Many types of modern malware utilize HTTP-based communications. Network-level behavioral signature/modeling in malware detection has some advantages, compared with traditional AV signature, or system-level behavioral models. Here we present a novel malware detection method based on URL behavioral modeling. The method has taken advantage of common practices of code re-use among many types of malware. Based on big data of known malware samples, we can distill concise feature models that represent common similarities in many different malware connection behaviors; the model can be used to detect unknown malware variants that share common network traits. We focused on HTTP connections because the protocol is the most used connection type for malicious software to phone home, get update, and receive command to start attack. Examining traits at http connection level have proved to be an efficient way to detect malicious connections.

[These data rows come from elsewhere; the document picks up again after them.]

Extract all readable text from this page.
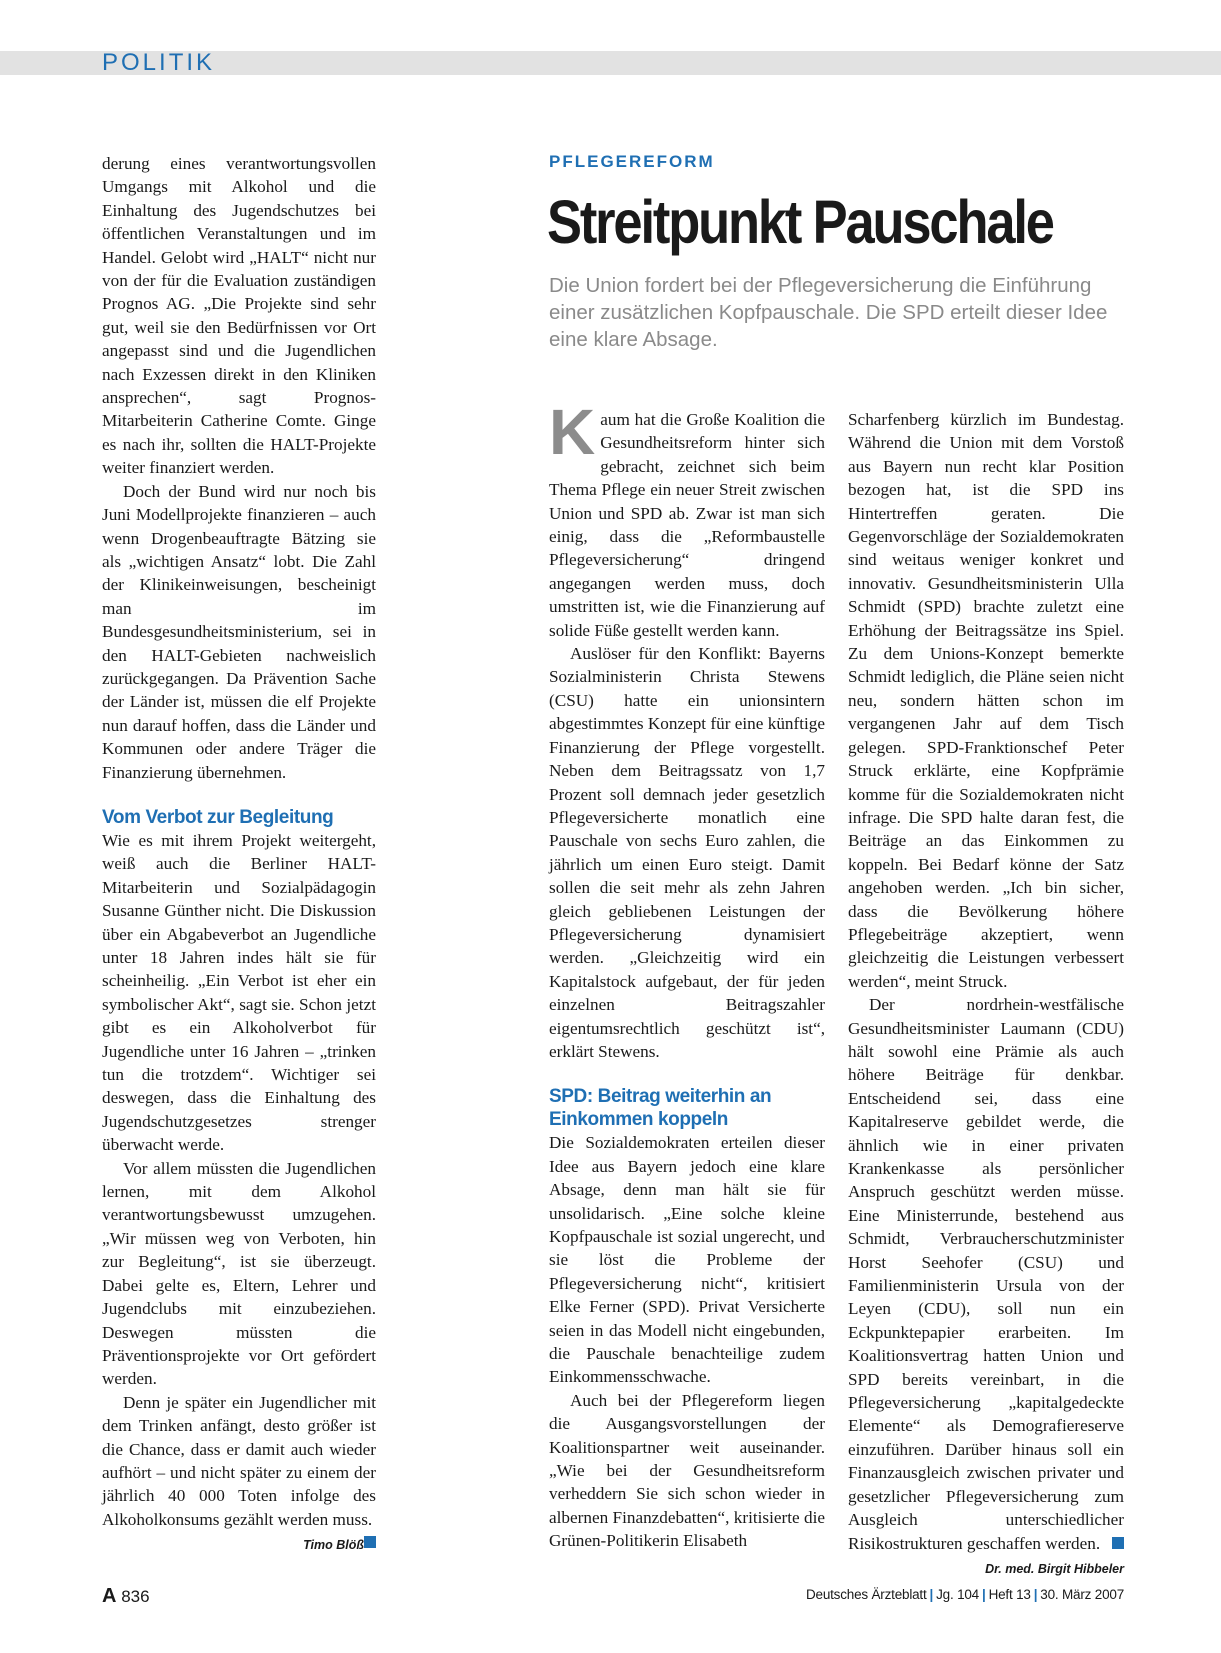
POLITIK

derung eines verantwortungsvollen Umgangs mit Alkohol und die Einhaltung des Jugendschutzes bei öffentlichen Veranstaltungen und im Handel. Gelobt wird „HALT“ nicht nur von der für die Evaluation zuständigen Prognos AG. „Die Projekte sind sehr gut, weil sie den Bedürfnissen vor Ort angepasst sind und die Jugendlichen nach Exzessen direkt in den Kliniken ansprechen“, sagt Prognos-Mitarbeiterin Catherine Comte. Ginge es nach ihr, sollten die HALT-Projekte weiter finanziert werden.

Doch der Bund wird nur noch bis Juni Modellprojekte finanzieren – auch wenn Drogenbeauftragte Bätzing sie als „wichtigen Ansatz“ lobt. Die Zahl der Klinikeinweisungen, bescheinigt man im Bundesgesundheitsministerium, sei in den HALT-Gebieten nachweislich zurückgegangen. Da Prävention Sache der Länder ist, müssen die elf Projekte nun darauf hoffen, dass die Länder und Kommunen oder andere Träger die Finanzierung übernehmen.

Vom Verbot zur Begleitung

Wie es mit ihrem Projekt weitergeht, weiß auch die Berliner HALT-Mitarbeiterin und Sozialpädagogin Susanne Günther nicht. Die Diskussion über ein Abgabeverbot an Jugendliche unter 18 Jahren indes hält sie für scheinheilig. „Ein Verbot ist eher ein symbolischer Akt“, sagt sie. Schon jetzt gibt es ein Alkoholverbot für Jugendliche unter 16 Jahren – „trinken tun die trotzdem“. Wichtiger sei deswegen, dass die Einhaltung des Jugendschutzgesetzes strenger überwacht werde.

Vor allem müssten die Jugendlichen lernen, mit dem Alkohol verantwortungsbewusst umzugehen. „Wir müssen weg von Verboten, hin zur Begleitung“, ist sie überzeugt. Dabei gelte es, Eltern, Lehrer und Jugendclubs mit einzubeziehen. Deswegen müssten die Präventionsprojekte vor Ort gefördert werden.

Denn je später ein Jugendlicher mit dem Trinken anfängt, desto größer ist die Chance, dass er damit auch wieder aufhört – und nicht später zu einem der jährlich 40 000 Toten infolge des Alkoholkonsums gezählt werden muss.

Timo Blöß
PFLEGEREFORM
Streitpunkt Pauschale
Die Union fordert bei der Pflegeversicherung die Einführung einer zusätzlichen Kopfpauschale. Die SPD erteilt dieser Idee eine klare Absage.

Kaum hat die Große Koalition die Gesundheitsreform hinter sich gebracht, zeichnet sich beim Thema Pflege ein neuer Streit zwischen Union und SPD ab. Zwar ist man sich einig, dass die „Reformbaustelle Pflegeversicherung“ dringend angegangen werden muss, doch umstritten ist, wie die Finanzierung auf solide Füße gestellt werden kann.

Auslöser für den Konflikt: Bayerns Sozialministerin Christa Stewens (CSU) hatte ein unionsintern abgestimmtes Konzept für eine künftige Finanzierung der Pflege vorgestellt. Neben dem Beitragssatz von 1,7 Prozent soll demnach jeder gesetzlich Pflegeversicherte monatlich eine Pauschale von sechs Euro zahlen, die jährlich um einen Euro steigt. Damit sollen die seit mehr als zehn Jahren gleich gebliebenen Leistungen der Pflegeversicherung dynamisiert werden. „Gleichzeitig wird ein Kapitalstock aufgebaut, der für jeden einzelnen Beitragszahler eigentumsrechtlich geschützt ist“, erklärt Stewens.

SPD: Beitrag weiterhin an Einkommen koppeln

Die Sozialdemokraten erteilen dieser Idee aus Bayern jedoch eine klare Absage, denn man hält sie für unsolidarisch. „Eine solche kleine Kopfpauschale ist sozial ungerecht, und sie löst die Probleme der Pflegeversicherung nicht“, kritisiert Elke Ferner (SPD). Privat Versicherte seien in das Modell nicht eingebunden, die Pauschale benachteilige zudem Einkommensschwache.

Auch bei der Pflegereform liegen die Ausgangsvorstellungen der Koalitionspartner weit auseinander. „Wie bei der Gesundheitsreform verheddern Sie sich schon wieder in albernen Finanzdebatten“, kritisierte die Grünen-Politikerin Elisabeth

Scharfenberg kürzlich im Bundestag. Während die Union mit dem Vorstoß aus Bayern nun recht klar Position bezogen hat, ist die SPD ins Hintertreffen geraten. Die Gegenvorschläge der Sozialdemokraten sind weitaus weniger konkret und innovativ. Gesundheitsministerin Ulla Schmidt (SPD) brachte zuletzt eine Erhöhung der Beitragssätze ins Spiel. Zu dem Unions-Konzept bemerkte Schmidt lediglich, die Pläne seien nicht neu, sondern hätten schon im vergangenen Jahr auf dem Tisch gelegen. SPD-Franktionschef Peter Struck erklärte, eine Kopfprämie komme für die Sozialdemokraten nicht infrage. Die SPD halte daran fest, die Beiträge an das Einkommen zu koppeln. Bei Bedarf könne der Satz angehoben werden. „Ich bin sicher, dass die Bevölkerung höhere Pflegebeiträge akzeptiert, wenn gleichzeitig die Leistungen verbessert werden“, meint Struck.

Der nordrhein-westfälische Gesundheitsminister Laumann (CDU) hält sowohl eine Prämie als auch höhere Beiträge für denkbar. Entscheidend sei, dass eine Kapitalreserve gebildet werde, die ähnlich wie in einer privaten Krankenkasse als persönlicher Anspruch geschützt werden müsse. Eine Ministerrunde, bestehend aus Schmidt, Verbraucherschutzminister Horst Seehofer (CSU) und Familienministerin Ursula von der Leyen (CDU), soll nun ein Eckpunktepapier erarbeiten. Im Koalitionsvertrag hatten Union und SPD bereits vereinbart, in die Pflegeversicherung „kapitalgedeckte Elemente“ als Demografiereserve einzuführen. Darüber hinaus soll ein Finanzausgleich zwischen privater und gesetzlicher Pflegeversicherung zum Ausgleich unterschiedlicher Risikostrukturen geschaffen werden.

Dr. med. Birgit Hibbeler
A 836	Deutsches Ärzteblatt | Jg. 104 | Heft 13 | 30. März 2007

In our next generation firewall appliance, we had algorithms to examine connection domain name, URL path and user-agent using static blacklist and signatures to determine malicious user-agents, URL connection path. Combined with machine learning algorithm for DGA domain detection, we had achieved pretty good malicious URL detection rate. However, the most complex and challenging part is the dynamic content in the URL connection query string. Static signature rules become less effective because those strings are so diversified that they virtually can be anything. Variance and evolution of connection parameters can make signature generation time consuming. It also requires signature library performing frequent updates to emerging new connections features. The novel clustering algorithm we present in this talk is highly efficient - it could not only detect known malicious URL, but also new variants yet to be exposed (0-day). The model was machine learned from 800,000 URLs from malware samples with about 10k weekly update.